Dans la lignée des idéaux d’équité et de justice sociale de la Révolution tranquille, l’école a la mission d’accueillir tous les enfants et de mettre en place les meilleures conditions possible pour favoriser le développement de chacun. Pour réaliser cette mission, l’école a un mandat qui lui est propre : instruire. Comme institution, elle doit transmettre aux élèves un corps de connaissances fondamentales issues des différents champs de l’expérience et du savoir humain, connaissances qui leur permettent de comprendre le monde, de se forger une opinion sur ses grands enjeux. L’instruction devient alors un facteur d’émancipation. L’école doit aussi éduquer, mais différemment de la famille et des autres institutions sociales. Éduquer les élèves, c’est-à-dire leur permettre de s’approprier des valeurs civiques qui fondent l’exercice de la citoyenneté pour une démocratie réelle. De ce point de vue, si l’école doit « permettre à chaque enfant de développer son potentiel », cet idéal doit être mis en équilibre avec des finalités plus collectives de l’éducation fondées sur la responsabilité dans la transmission culturelle.

Un déséquilibre

On peut se demander si l’expression maintes fois reprise par le ministre de l’Éducation relève de cette vision des deux mandats de l’école. En effet, sous ses dehors consensuels, cette insistance sur le « plein potentiel de chacun » introduit un déséquilibre dans la façon d’appréhender la spécificité de l’école : elle est trop centrée sur les désirs de l’individu et sur son unicité, pas assez sur ce qui nous rend semblables ; elle met trop de poids sur les épaules de l’individu dont on survalorise l’autonomie et qui doit se construire en toute indépendance d’autrui ; elle n’insiste pas assez sur les interactions qui nous humanisent et sur notre responsabilité commune à l’égard des institutions collectives ; enfin, elle dévalorise les savoirs du tronc commun (qui peuvent être appris en une demi-journée de classe, libérant l’autre pour des apprentissages spécialisés : arts martiaux, danse, musique, soccer). Cela a des répercussions sur le sort fait à l’école publique, devenue un marché concurrentiel du privé, faisant des parents des consommateurs à la recherche du programme qui siérait parfaitement à la passion de leur enfant de 12 ans.
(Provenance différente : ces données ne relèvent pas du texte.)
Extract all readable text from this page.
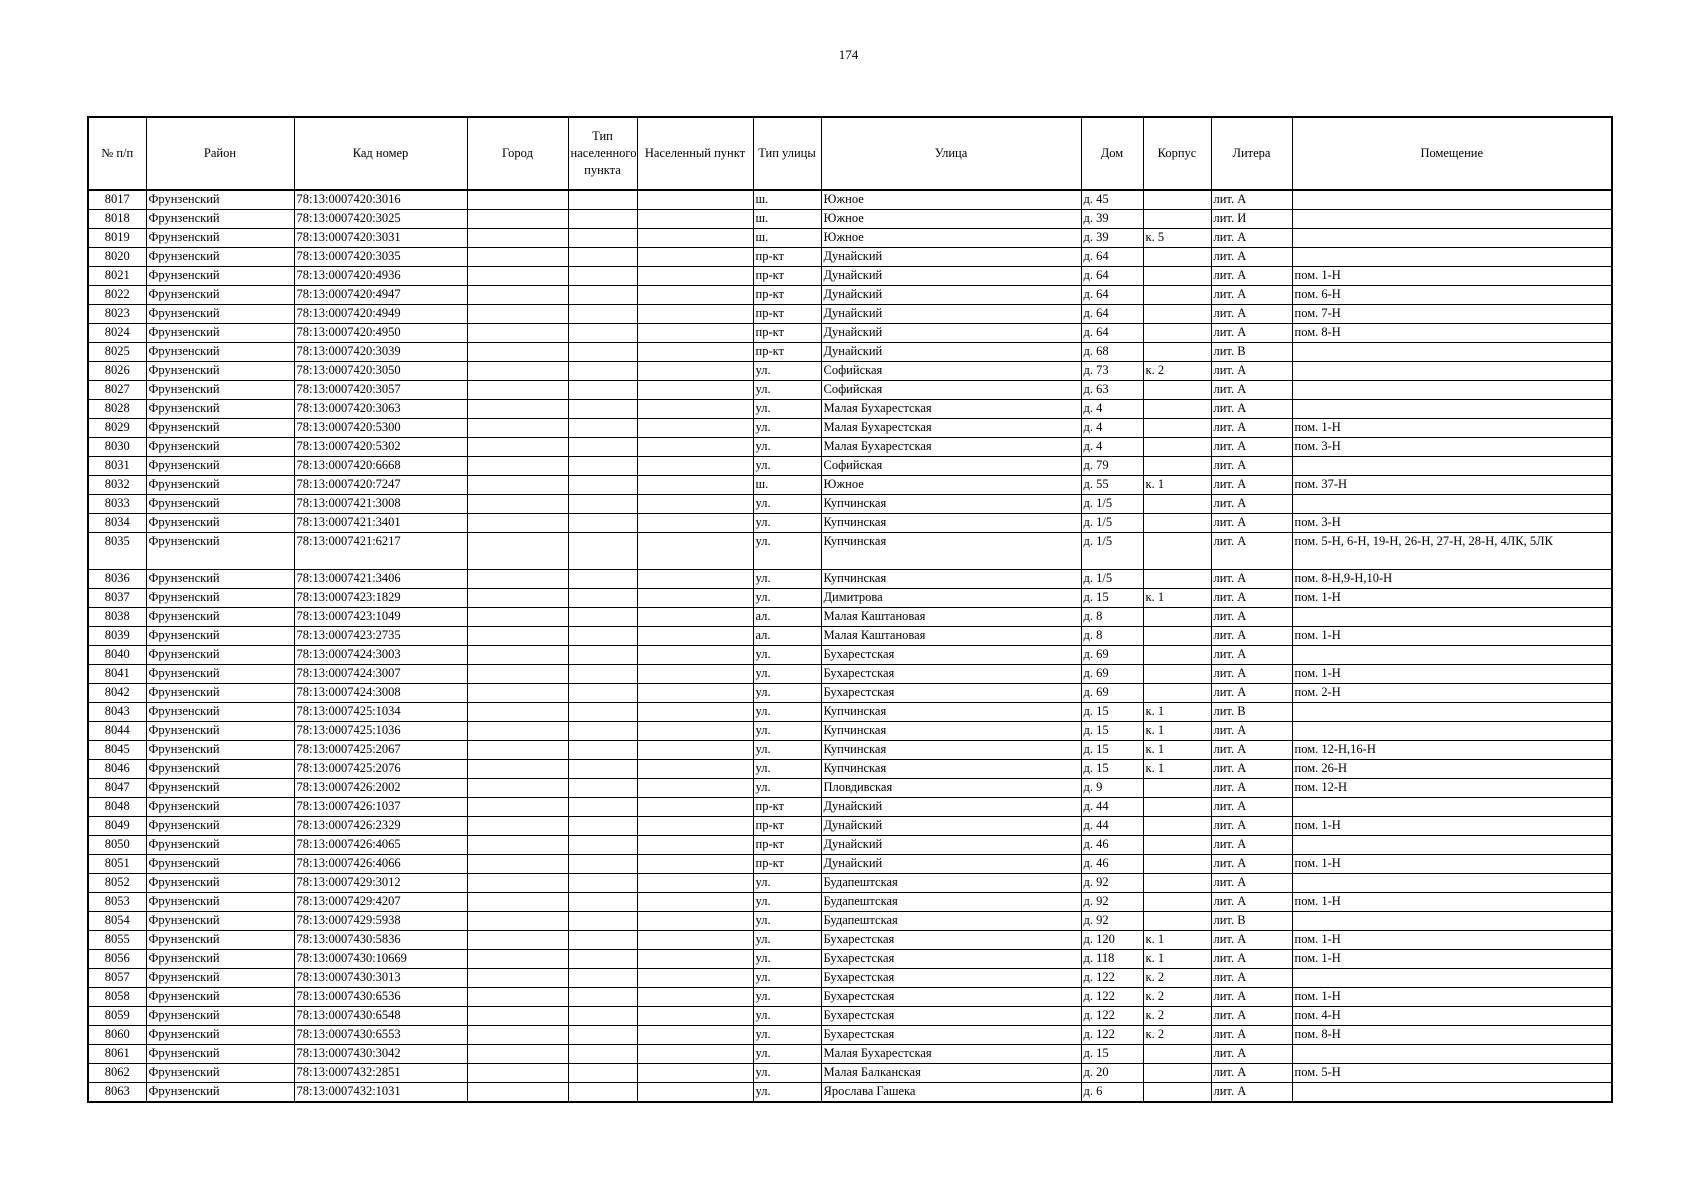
174
№ п/п	Район	Кад номер	Город	Тип населенного пункта	Населенный пункт	Тип улицы	Улица	Дом	Корпус	Литера	Помещение
8017	Фрунзенский	78:13:0007420:3016				ш.	Южное	д. 45		лит. А	
8018	Фрунзенский	78:13:0007420:3025				ш.	Южное	д. 39		лит. И	
8019	Фрунзенский	78:13:0007420:3031				ш.	Южное	д. 39	к. 5	лит. А	
8020	Фрунзенский	78:13:0007420:3035				пр-кт	Дунайский	д. 64		лит. А	
8021	Фрунзенский	78:13:0007420:4936				пр-кт	Дунайский	д. 64		лит. А	пом. 1-Н
8022	Фрунзенский	78:13:0007420:4947				пр-кт	Дунайский	д. 64		лит. А	пом. 6-Н
8023	Фрунзенский	78:13:0007420:4949				пр-кт	Дунайский	д. 64		лит. А	пом. 7-Н
8024	Фрунзенский	78:13:0007420:4950				пр-кт	Дунайский	д. 64		лит. А	пом. 8-Н
8025	Фрунзенский	78:13:0007420:3039				пр-кт	Дунайский	д. 68		лит. В	
8026	Фрунзенский	78:13:0007420:3050				ул.	Софийская	д. 73	к. 2	лит. А	
8027	Фрунзенский	78:13:0007420:3057				ул.	Софийская	д. 63		лит. А	
8028	Фрунзенский	78:13:0007420:3063				ул.	Малая Бухарестская	д. 4		лит. А	
8029	Фрунзенский	78:13:0007420:5300				ул.	Малая Бухарестская	д. 4		лит. А	пом. 1-Н
8030	Фрунзенский	78:13:0007420:5302				ул.	Малая Бухарестская	д. 4		лит. А	пом. 3-Н
8031	Фрунзенский	78:13:0007420:6668				ул.	Софийская	д. 79		лит. А	
8032	Фрунзенский	78:13:0007420:7247				ш.	Южное	д. 55	к. 1	лит. А	пом. 37-Н
8033	Фрунзенский	78:13:0007421:3008				ул.	Купчинская	д. 1/5		лит. А	
8034	Фрунзенский	78:13:0007421:3401				ул.	Купчинская	д. 1/5		лит. А	пом. 3-Н
8035	Фрунзенский	78:13:0007421:6217				ул.	Купчинская	д. 1/5		лит. А	пом. 5-Н, 6-Н, 19-Н, 26-Н, 27-Н, 28-Н, 4ЛК, 5ЛК
8036	Фрунзенский	78:13:0007421:3406				ул.	Купчинская	д. 1/5		лит. А	пом. 8-Н,9-Н,10-Н
8037	Фрунзенский	78:13:0007423:1829				ул.	Димитрова	д. 15	к. 1	лит. А	пом. 1-Н
8038	Фрунзенский	78:13:0007423:1049				ал.	Малая Каштановая	д. 8		лит. А	
8039	Фрунзенский	78:13:0007423:2735				ал.	Малая Каштановая	д. 8		лит. А	пом. 1-Н
8040	Фрунзенский	78:13:0007424:3003				ул.	Бухарестская	д. 69		лит. А	
8041	Фрунзенский	78:13:0007424:3007				ул.	Бухарестская	д. 69		лит. А	пом. 1-Н
8042	Фрунзенский	78:13:0007424:3008				ул.	Бухарестская	д. 69		лит. А	пом. 2-Н
8043	Фрунзенский	78:13:0007425:1034				ул.	Купчинская	д. 15	к. 1	лит. В	
8044	Фрунзенский	78:13:0007425:1036				ул.	Купчинская	д. 15	к. 1	лит. А	
8045	Фрунзенский	78:13:0007425:2067				ул.	Купчинская	д. 15	к. 1	лит. А	пом. 12-Н,16-Н
8046	Фрунзенский	78:13:0007425:2076				ул.	Купчинская	д. 15	к. 1	лит. А	пом. 26-Н
8047	Фрунзенский	78:13:0007426:2002				ул.	Пловдивская	д. 9		лит. А	пом. 12-Н
8048	Фрунзенский	78:13:0007426:1037				пр-кт	Дунайский	д. 44		лит. А	
8049	Фрунзенский	78:13:0007426:2329				пр-кт	Дунайский	д. 44		лит. А	пом. 1-Н
8050	Фрунзенский	78:13:0007426:4065				пр-кт	Дунайский	д. 46		лит. А	
8051	Фрунзенский	78:13:0007426:4066				пр-кт	Дунайский	д. 46		лит. А	пом. 1-Н
8052	Фрунзенский	78:13:0007429:3012				ул.	Будапештская	д. 92		лит. А	
8053	Фрунзенский	78:13:0007429:4207				ул.	Будапештская	д. 92		лит. А	пом. 1-Н
8054	Фрунзенский	78:13:0007429:5938				ул.	Будапештская	д. 92		лит. В	
8055	Фрунзенский	78:13:0007430:5836				ул.	Бухарестская	д. 120	к. 1	лит. А	пом. 1-Н
8056	Фрунзенский	78:13:0007430:10669				ул.	Бухарестская	д. 118	к. 1	лит. А	пом. 1-Н
8057	Фрунзенский	78:13:0007430:3013				ул.	Бухарестская	д. 122	к. 2	лит. А	
8058	Фрунзенский	78:13:0007430:6536				ул.	Бухарестская	д. 122	к. 2	лит. А	пом. 1-Н
8059	Фрунзенский	78:13:0007430:6548				ул.	Бухарестская	д. 122	к. 2	лит. А	пом. 4-Н
8060	Фрунзенский	78:13:0007430:6553				ул.	Бухарестская	д. 122	к. 2	лит. А	пом. 8-Н
8061	Фрунзенский	78:13:0007430:3042				ул.	Малая Бухарестская	д. 15		лит. А	
8062	Фрунзенский	78:13:0007432:2851				ул.	Малая Балканская	д. 20		лит. А	пом. 5-Н
8063	Фрунзенский	78:13:0007432:1031				ул.	Ярослава Гашека	д. 6		лит. А	
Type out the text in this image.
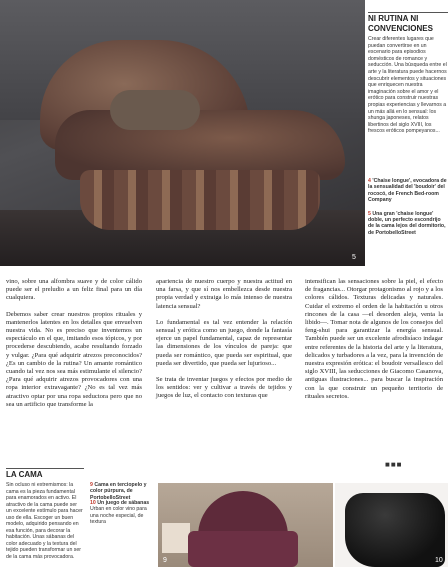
5
NI RUTINA NI CONVENCIONES
Crear diferentes lugares que puedan convertirse en un escenario para episodios domésticos de romance y seducción. Una búsqueda entre el arte y la literatura puede hacernos descubrir elementos y situaciones que enriquecen nuestra imaginación sobre el amor y el erótico para construir nuestras propias experiencias y llevarnos a un más allá en lo sensual: los shunga japoneses, relatos libertinos del siglo XVIII, los frescos eróticos pompeyanos...
4 'Chaise longue', evocadora de la sensualidad del 'boudoir' del rococó, de French Bed-room Company
5 Una gran 'chaise longue' doble, un perfecto escondrijo de la cama lejos del dormitorio, de PortobelloStreet

vino, sobre una alfombra suave y de color cálido puede ser el preludio a un feliz final para un día cualquiera.

Debemos saber crear nuestros propios rituales y mantenerlos latentes en los detalles que envuelven nuestra vida. No es preciso que inventemos un espectáculo en el que, imitando esos tópicos, y por procederse descubiendo, acabe resultando forzado y vulgar. ¿Para qué adquirir atrezos preconocidos? ¿Es un cambio de la rutina? Un amante romántico cuando tal vez nos sea más estimulante el silencio? ¿Para qué adquirir atrezos provocadores con una ropa interior extravagante? ¿No es tal vez más atractivo optar por una ropa seductora pero que no sea un artificio que transforme la

apariencia de nuestro cuerpo y nuestra actitud en una farsa, y que sí nos embellezca desde nuestra propia verdad y extraiga lo más intenso de nuestra latencia sensual?

Lo fundamental es tal vez entender la relación sensual y erótica como un juego, donde la fantasía ejerce un papel fundamental, capaz de representar las dimensiones de los vínculos de pareja: que pueda ser romántico, que pueda ser espiritual, que pueda ser divertido, que pueda ser lujurioso...

Se trata de inventar juegos y efectos por medio de los sentidos: ver y cultivar a través de tejidos y juegos de luz, el contacto con texturas que

intensifican las sensaciones sobre la piel, el efecto de fragancias... Otorgar protagonismo al rojo y a los colores cálidos. Texturas delicadas y naturales. Cuidar el extremo el orden de la habitación u otros rincones de la casa —el desorden aleja, venta la libido—. Tomar nota de algunos de los consejos del feng-shui para garantizar la energía sensual. También puede ser un excelente afrodisíaco indagar entre referentes de la historia del arte y la literatura, delicados y turbadores a la vez, para la invención de nuestra expresión erótica: el boudoir versallesco del siglo XVIII, las seducciones de Giacomo Casanova, antiguas ilustraciones... para buscar la inspiración con la que construir un pequeño territorio de rituales secretos.

■■■
LA CAMA
Sin ocluso ni extremismos: la cama es la pieza fundamental para enamorados en activo. El atractivo de la cama puede ser un excelente estímulo para hacer uso de ella. Escoger un buen modelo, adquirido pensando en esa función, para decorar la habitación. Unas sábanas del color adecuado y la textura del tejido pueden transformar un ser de la cama más provocadora.
9 Cama en terciopelo y color púrpura, de PortobelloStreet
10 Un juego de sábanas Urban en color vino para una noche especial, de textura
9	10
De plus, insister exclusivement sur le « plein potentiel » de chacun comporte une dérive pernicieuse qui consiste à faire porter tous les efforts éducatifs sur la seule valorisation de l’excellence (on aura même bientôt un Institut national d’excellence en éducation !). Enfin, cette expression s’accommode très bien du courant managérial du système scolaire qui en trafique le sens pour le rapporter à une optimisation des personnes et assimile l’éducation à une offre de services. On développe maintenant l’élève comme on développe une ressource ou une entreprise. Ainsi, le diplôme et l’excellence des résultats scolaires sont considérés comme du capital monnayable permettant à l’individu de devenir plus concurrentiel par rapport aux autres dans la course au prestige social et à la richesse.

Le choix des mots n’est jamais innocent. Au printemps, nous inviterons le ministre de l’Éducation à débattre publiquement avec le collectif Debout pour l’école ! de la mission spécifique de l’école publique, de ce qu’il entend par « développer le plein potentiel de chaque élève » et des mesures à prendre pour contrer les dérives du système scolaire.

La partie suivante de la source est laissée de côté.